Now that I am all better and with the broken stud bolt memded with a
heli-coil, I want to get the car going again, but I am back to square one. It
won't fire a lick! It won't even backfire. My induction timing light will
pick up voltage through the plug wires some on the time. The timing seems dead
on (or perhaps 3 to 5 degrees advanced - checked on both #1 and #4 cylinders).
I am getting fuel, plugs are wet after lots of cranking. Voltage is very near
12 volts on the positive side of the coil. A probe light flashes from the
ground side of the coil when the engine is cranked. I have tried with both
sets of points connected, with the top points only, with the bottom points
only. I have tried with the condenser removed. I have clamped a jumper cable
to the metal body of the distributor and to the negative braid from the battery
to assure a good ground, but only rarely do I see a blue arc through a plug gap
on a test cranking with a plug removed and grounded to a fender.

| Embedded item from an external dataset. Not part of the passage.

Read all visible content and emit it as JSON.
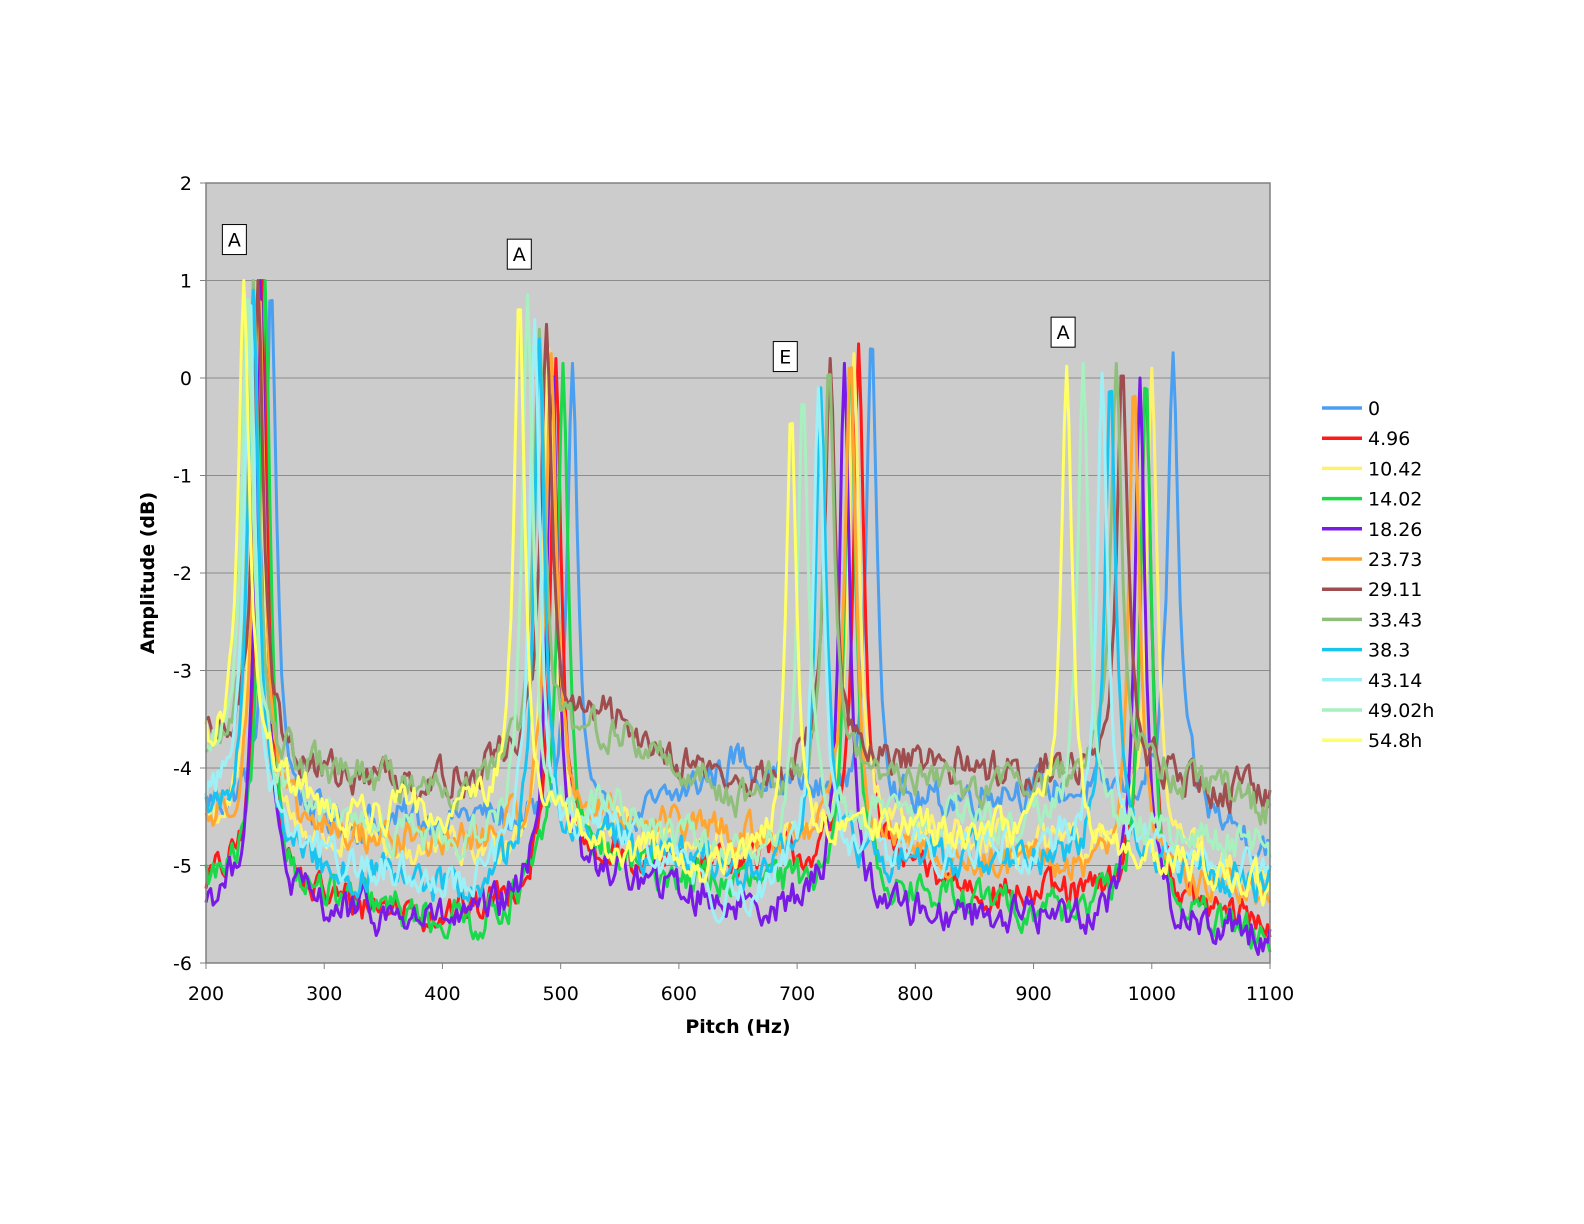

The valve timing is correct. There is good compression (180 - 200 lbs.
each cylinder). The timing is correct. It ran last summer under this setup.
Surely an occasional arc through the plug gap would at least cause a cylinder
to fire or at least back fire or sputter. I GET NOTHING!
This is really frustrating, but I won't give up!! TS7690 WILL RUN AND
DRIVE AGAIN!! Any suggestions for additional things to try would be
appreciated.
Thanks in advance for any suggestions.